Ambos cineastas están determinados a reimaginar nuevas relaciones entre la subjetividad y el mundo contemporáneo, apelan a la percepción visual con fines más poderosos que las tradicionales herramientas de la narrativa cinematográfica. Las formas de identidad, familia y género sexual que Pedro Almodóvar viene explorando en su cine desde hace años -y que en La piel que habito parecen configurar el epítome de su inconfundible poética en torno al cuerpo- y las correspondencias de montaje que Terrence Malick establece en El árbol de la vida, su colosal plegaria a los misterios del espíritu y el universo, transitan en los incatalogables caminos de un cine contemporáneo que, en el contexto de producciones de alcance popular, dialoga direc- tamente con las artes visuales y los procedimientos del cine experimental.
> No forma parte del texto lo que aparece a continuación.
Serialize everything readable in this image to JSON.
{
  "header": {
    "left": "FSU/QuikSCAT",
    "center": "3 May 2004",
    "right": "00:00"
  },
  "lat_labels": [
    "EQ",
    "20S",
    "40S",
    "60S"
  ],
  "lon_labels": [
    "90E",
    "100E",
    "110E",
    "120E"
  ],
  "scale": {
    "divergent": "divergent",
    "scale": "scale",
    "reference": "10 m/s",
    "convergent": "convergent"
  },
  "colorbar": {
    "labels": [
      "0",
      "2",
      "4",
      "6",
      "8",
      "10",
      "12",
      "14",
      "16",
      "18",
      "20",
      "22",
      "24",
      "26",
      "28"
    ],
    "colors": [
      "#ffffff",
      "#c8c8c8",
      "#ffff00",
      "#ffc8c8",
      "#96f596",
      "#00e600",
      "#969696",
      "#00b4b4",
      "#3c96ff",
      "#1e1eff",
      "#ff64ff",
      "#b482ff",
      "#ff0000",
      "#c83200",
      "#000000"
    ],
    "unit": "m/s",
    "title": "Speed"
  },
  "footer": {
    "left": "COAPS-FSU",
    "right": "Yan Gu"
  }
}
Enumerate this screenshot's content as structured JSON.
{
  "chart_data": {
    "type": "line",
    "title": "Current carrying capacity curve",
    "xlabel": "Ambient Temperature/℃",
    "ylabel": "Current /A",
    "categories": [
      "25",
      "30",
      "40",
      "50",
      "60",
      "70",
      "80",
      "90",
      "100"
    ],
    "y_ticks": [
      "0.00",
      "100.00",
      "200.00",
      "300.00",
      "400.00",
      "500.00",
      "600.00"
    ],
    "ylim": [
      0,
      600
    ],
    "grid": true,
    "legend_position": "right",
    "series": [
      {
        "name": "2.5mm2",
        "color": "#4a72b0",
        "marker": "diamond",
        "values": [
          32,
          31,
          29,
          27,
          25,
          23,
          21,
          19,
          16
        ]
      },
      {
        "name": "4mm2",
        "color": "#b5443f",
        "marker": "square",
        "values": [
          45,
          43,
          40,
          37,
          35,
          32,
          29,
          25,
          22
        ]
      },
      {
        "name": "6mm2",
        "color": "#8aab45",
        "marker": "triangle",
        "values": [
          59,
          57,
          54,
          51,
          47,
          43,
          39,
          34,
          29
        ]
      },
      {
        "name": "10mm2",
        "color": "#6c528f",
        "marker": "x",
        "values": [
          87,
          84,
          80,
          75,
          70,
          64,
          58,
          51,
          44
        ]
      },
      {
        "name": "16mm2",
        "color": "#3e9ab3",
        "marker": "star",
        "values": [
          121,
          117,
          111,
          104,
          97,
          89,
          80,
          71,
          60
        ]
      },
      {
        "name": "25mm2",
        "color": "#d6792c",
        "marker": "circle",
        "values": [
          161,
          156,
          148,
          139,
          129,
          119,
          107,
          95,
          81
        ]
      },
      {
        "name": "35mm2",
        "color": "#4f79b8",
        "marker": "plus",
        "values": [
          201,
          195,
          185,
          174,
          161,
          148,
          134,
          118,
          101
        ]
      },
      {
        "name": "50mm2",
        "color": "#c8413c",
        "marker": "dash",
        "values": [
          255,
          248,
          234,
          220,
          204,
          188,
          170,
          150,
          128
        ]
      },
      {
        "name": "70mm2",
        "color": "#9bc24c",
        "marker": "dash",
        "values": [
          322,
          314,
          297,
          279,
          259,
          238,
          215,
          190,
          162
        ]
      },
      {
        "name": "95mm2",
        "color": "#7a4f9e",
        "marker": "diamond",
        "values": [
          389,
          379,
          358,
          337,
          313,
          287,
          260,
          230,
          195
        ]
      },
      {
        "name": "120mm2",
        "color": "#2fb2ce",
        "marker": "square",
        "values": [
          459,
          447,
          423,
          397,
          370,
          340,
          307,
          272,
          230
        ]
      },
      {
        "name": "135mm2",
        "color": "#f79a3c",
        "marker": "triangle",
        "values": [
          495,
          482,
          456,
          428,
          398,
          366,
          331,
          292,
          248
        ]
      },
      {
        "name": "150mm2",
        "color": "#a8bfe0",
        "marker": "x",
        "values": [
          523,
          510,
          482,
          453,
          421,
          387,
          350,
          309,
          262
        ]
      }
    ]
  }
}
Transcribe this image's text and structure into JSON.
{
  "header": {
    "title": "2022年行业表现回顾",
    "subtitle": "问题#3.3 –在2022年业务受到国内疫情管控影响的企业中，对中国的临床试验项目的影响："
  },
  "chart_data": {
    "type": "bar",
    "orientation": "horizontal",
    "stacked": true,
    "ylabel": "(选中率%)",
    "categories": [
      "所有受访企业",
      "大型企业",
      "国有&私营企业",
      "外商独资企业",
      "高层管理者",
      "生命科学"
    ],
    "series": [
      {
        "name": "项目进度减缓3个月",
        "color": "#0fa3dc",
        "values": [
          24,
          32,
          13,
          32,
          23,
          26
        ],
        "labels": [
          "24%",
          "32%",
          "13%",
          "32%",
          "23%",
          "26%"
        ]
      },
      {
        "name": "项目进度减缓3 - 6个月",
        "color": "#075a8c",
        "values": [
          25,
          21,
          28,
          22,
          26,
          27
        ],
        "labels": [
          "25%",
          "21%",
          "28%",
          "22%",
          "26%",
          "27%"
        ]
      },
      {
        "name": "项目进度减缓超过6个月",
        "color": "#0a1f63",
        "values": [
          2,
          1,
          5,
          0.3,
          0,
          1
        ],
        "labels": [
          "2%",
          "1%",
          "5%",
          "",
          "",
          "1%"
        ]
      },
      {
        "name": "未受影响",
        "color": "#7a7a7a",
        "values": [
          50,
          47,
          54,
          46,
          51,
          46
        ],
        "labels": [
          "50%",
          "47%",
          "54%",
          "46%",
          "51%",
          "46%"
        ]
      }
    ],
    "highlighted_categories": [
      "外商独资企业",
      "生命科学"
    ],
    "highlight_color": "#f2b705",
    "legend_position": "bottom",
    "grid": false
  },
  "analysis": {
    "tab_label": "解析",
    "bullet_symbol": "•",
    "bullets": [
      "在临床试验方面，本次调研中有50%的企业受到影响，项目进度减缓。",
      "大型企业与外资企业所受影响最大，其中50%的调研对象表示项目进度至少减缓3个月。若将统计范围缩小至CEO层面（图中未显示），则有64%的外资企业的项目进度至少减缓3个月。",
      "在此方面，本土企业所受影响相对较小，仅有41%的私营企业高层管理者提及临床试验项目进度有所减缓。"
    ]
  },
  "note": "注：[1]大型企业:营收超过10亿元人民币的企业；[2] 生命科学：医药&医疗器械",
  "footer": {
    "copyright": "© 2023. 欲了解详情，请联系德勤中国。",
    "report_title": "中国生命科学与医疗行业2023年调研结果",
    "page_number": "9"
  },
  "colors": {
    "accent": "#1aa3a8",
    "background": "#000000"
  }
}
Ambos son creadores perfectamente sintonizados con su tiempo (abierto a las hibridaciones y confluencias de las distintas expresiones artísticas), de ahí que no deba resultar extraña la predilección por sus creaciones que han manifestado los críticos de El Cultural en este año 2011, que tan buen cine ha traído a las pantallas españolas. Bien es cierto que, salvando sus irreconciliables intereses temáticos y, seguramente, ideológicos, ninguno de los dos ha renunciado al impulso experimental. Son creadores que caminan sobre el alambre, que renuncian a entregar productos acomodados, y cuya capacidad de renovación siempre ha ido en paralelo a las sensibilidades culturales de su tiempo. La pasión por su oficio impulsa a Almodóvar, la experimentación del lenguaje cinematográfico a Malick. Ambos se aplican a su trabajo con obsesivo perfeccionismo. Algo doblemente meritorio en el caso de dos cineastas que ya lo han conseguido casi todo (la Palma de Oro, Malick; el Oscar, Almodóvar), que han aglutinado una fiel parroquia de espectadores a lo largo de los años y que, en apariencia, ya no tienen nada que demostrar y sí mucho que perder.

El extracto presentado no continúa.